Mart ayı ile birlikte başımızı gökyüzüne kaldırdığımızda göreceğimiz ‘’Leylekler’’.
Çocukluğumuz da ‘’Hacı Leylek’’ ya da ‘’Hacı Baba’’ diye adlandırdığımız ve baharın müjdecisi ‘’Leylekler’ ’imiz.
Müslümanların göç eden leyleklerin haç için gidilen yolda Mekke’den geçmeleri sebebiyle adlandırdığımız ‘’Leylekler’’.
Dolayısıyla Anadolu da leyleklere saygı ile bakılır ve sevilir.
Leylekler bugünlerde cami kubbelerini, elektrik, telefon direklerini, en yüksek ağaç tepelerini, evlerin bacalarını yuva tutuyorlar. Yuvalarında rahatlar, kimse onları da rahatsız etmiyor ve edemez de. Artık  günlük hayatın bir parçası olarak görülüyorlar.
‘’Leylek’’ kelimesi farsça bir kelime olup’’Legleg’’olarak yazılır. 
Bütün dünyada farklı ülkelerde hatta farklı lehçelerde yazılışı söylenişi ne olursa olsun anlamı ‘’Boş boş konuşmak’’ anlamındaki ‘’Laklak’’ dan  gelmektedir.
İnsan dostu olan leyleklerde tek eşlilik hayatının yanı sıra insanlarda ‘’Yuvayı diş kuş yapar’’ deyimine ters olarak yuvayı erkek leylek yapar.
Leylekler insan yaşantısında, kültüründe ve hatta folklorunda çok önemli bir yer almaktadır. Resimlerinde, türkülerinde, hikâyelerinde kullanmışlar ve kutsallaştırmışlardır.
Leyleklerin birbirlerine yardım etmesi nedeniyle İbranice leylek sözcüğü "Bağışlayıcı" ve "Nazik" anlamına gelen ‘’Hesed’’ kelimesinden türeyen ‘’Hasida’’ kelimesinden gelmektedir.
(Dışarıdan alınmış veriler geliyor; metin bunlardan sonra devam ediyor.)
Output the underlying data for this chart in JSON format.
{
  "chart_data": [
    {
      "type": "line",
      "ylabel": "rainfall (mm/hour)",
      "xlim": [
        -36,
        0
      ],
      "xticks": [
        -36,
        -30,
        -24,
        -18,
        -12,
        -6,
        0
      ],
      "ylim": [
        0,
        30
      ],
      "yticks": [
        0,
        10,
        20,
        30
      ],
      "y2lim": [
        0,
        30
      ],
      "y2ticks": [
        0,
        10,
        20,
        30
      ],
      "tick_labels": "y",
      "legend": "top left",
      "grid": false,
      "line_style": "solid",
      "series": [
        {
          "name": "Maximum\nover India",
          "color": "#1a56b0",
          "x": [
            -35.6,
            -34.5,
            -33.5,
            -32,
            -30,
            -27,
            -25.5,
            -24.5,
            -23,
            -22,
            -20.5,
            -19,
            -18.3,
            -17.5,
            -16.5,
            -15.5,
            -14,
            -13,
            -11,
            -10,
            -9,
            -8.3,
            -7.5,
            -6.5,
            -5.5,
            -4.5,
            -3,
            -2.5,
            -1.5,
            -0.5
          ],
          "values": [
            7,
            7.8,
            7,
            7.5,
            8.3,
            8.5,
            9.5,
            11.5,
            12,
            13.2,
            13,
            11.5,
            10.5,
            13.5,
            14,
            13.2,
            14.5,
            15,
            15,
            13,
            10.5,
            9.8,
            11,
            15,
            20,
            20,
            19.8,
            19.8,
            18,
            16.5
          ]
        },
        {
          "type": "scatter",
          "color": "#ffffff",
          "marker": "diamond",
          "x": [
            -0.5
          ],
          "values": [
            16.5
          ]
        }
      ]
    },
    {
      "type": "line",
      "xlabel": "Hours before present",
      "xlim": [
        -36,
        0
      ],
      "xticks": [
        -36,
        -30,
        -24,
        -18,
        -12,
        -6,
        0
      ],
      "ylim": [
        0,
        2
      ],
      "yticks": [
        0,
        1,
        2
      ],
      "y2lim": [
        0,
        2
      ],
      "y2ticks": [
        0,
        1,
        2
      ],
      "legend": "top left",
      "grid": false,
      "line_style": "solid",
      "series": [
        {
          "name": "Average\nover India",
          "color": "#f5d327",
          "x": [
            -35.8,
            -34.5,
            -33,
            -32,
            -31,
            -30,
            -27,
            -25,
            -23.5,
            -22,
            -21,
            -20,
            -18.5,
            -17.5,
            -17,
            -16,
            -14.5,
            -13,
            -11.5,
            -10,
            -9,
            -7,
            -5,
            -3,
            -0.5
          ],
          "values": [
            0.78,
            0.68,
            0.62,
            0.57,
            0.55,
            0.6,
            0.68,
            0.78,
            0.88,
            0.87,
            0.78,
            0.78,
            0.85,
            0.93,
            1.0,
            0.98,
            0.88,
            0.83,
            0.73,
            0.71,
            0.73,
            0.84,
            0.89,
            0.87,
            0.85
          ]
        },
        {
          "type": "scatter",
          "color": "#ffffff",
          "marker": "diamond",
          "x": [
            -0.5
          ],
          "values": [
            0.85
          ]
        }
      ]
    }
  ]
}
Hata Antik Mısır'da ‘’Ruh ‘’ya da ‘’Ba’’ ile özdeşleştirilmiştir.
Yunan ve Roma mitolojisinde çocuklarına   leyleklerin yaşlı büyüklerine baktıklarından, yaşlanınca ölmediğini adalara uçup insan şekline büründüğü anlatılır

 Almanlar ve Hollandalılar, Lehler, Litvanyalılar ve Ukraynalılar bir evin üzerinde leylek yuvası olmasının evi yangına karşı koruduğunu leyleklerin ruhlarının insan olduğuna inanıldığı için de iyi şans getirdikleri inancı ile çatılarının üzerine leyleklerin yuva yapmasını sağlamaya çalışırlar. 
Anadolu'da ise leyleği havada görmenin o yıl içinde çok gezileceği inancı  ve evinin çatısına leylek konmasının da yakın zamanda ev sahibi olacağına inancı vardır.
Leylek sadece hep iyiliklerle anılmıştır ki rahatsız edilmedikçe her hayvan gibi insanoğluna yakın durmuştur. Leylekler bu kutsallığı ile görsel sanatlarda da kullanılmıştır. Resimleri Hiyeroglifi yazı  olarak, posta pulu üzerinde kullanılmıştır. 
Ülkelerin sembolleri olmuş Litvanya'nın ulusal kuşu, Belarus’un, Fransa'nın Alsace bölgesini sembolüdür leylekler.  Hannover'de yapılan Expo 2000'de Polonya'nın maskotu leylektir. Venedik'li Cicogna ailesinin ve Hollanda'nın Lahey kentinin armalarında leylek bulunur. Dolayısıyla leylek hanedanların armalarında agzında yılan tutan bir kuş olarak da görülebilir. Hatta halk arasındaki bir düşünceye göre 19. Yüzyıla kadar leyleklerin sadece Cumhuriyet ile yönetilen ülkelerde yaşadığı düşünülmüştür.
Türkiye’nin birçok yerinde konaklama imkânı bulan leylekler özellikle Bursa’nın Karacabey ilçesinin Eski Karaağaç köyünde bulunan Ulu abat Gölü çevresinde ‘’Leylek Festivali’’ düzenlenmektedir ve kullanılmayan köy okulu da leylek evine dönüştürülmüştür. Bu çalışmalar sonucunda Avrupa Tabiat Mirası Vakfı 9.cu ‘’Leylek Evi’’ olarak Eski Karaağaç köyüne 2011 yılında “Avrupa Leylek Köyü” ismini vermiştir. Benzer olarak da Beyşehir Gölü yakınındaki ‘’Leylekler Vadisi.’’ 
Ahmet Haşim’in eserlerinden biri olan  Gurebâhâne-i Laklakan; özellikle leylekler olmak üzere göçmen kuşların bakım ve tedavisi için 19. Yüzyılda Bursa’da kurulmuş ilk hayvan hastanesidir.
Osman Gazi Belediyesi Gurebâhâne-i Lâklâkan’ı 2010 yılında tekrar restore ederek sahipsiz sokak hayvanlarını tedavi etmek üzere hizmete açmıştır.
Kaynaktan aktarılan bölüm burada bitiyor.